Daniel Yergin's column, "It's Not the End of the Oil Age" [op-ed, July 31], referred to a report on a field-by-field study of oil production capacity. This differs from a discussion of reserves, the amount of oil in the ground. If we are significantly increasing production and therefore the supply of oil in the next several years without finding significant reserves of oil, we will be depleting the existing supply more rapidly.
If this leads to a glut on the world market and lowers prices, we will be using up valuable oil while failing to give the market the proper signals to allow us to foster conservation and develop more efficient technology and alternatives to oil.
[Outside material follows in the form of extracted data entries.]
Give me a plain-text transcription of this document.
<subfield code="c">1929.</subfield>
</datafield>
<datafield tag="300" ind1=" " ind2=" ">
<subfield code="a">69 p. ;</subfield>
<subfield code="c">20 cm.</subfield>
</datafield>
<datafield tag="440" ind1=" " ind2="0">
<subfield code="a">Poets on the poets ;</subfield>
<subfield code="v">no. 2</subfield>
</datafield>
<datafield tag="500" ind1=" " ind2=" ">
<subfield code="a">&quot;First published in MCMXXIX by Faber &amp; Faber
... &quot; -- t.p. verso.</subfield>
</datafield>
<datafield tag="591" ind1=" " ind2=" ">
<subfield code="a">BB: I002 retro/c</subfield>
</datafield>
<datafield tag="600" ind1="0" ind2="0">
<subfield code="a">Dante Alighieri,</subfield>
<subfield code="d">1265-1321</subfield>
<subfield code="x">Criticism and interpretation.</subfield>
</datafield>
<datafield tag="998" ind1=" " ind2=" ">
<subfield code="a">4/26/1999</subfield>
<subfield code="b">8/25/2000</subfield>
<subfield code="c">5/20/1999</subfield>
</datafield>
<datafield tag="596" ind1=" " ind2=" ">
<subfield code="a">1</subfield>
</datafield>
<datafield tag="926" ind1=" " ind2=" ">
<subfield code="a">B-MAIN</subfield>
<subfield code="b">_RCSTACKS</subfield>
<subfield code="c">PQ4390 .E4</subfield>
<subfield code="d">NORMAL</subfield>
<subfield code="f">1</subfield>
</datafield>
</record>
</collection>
Additionally, many of the nonconventional sources of oil that Mr. Yergin touted -- Canadian oil sands, ultra-deep-water development and natural gas liquids -- are not consistent with the affordable oil prices that are implied by the headline and the first four paragraphs.
Mr. Yergin may be right that this is the fifth time that we have been "running out of oil," but in the past 30 or 40 years, we have looked more carefully than ever before with increasingly sophisticated technology around the globe, with less and less to show for it. Had we aggressively pursued the development of solar and wind energy and conservation in the 1980s and '90s, we would be in better shape today, but apparently nobody had enough incentive to do so.
Thinking that we have "the breathing space" to address the investment and technology development required to fuel a growing world economy has not led the government or the private sector to address the energy issue in any significant or rational way. The recent energy bill doesn't even address raising automobile efficiency standards. Putting a few hybrid cars on the market will barely put a dent in the problem.
Real alternatives are decades away, and that may be cutting it a little too close for comfort.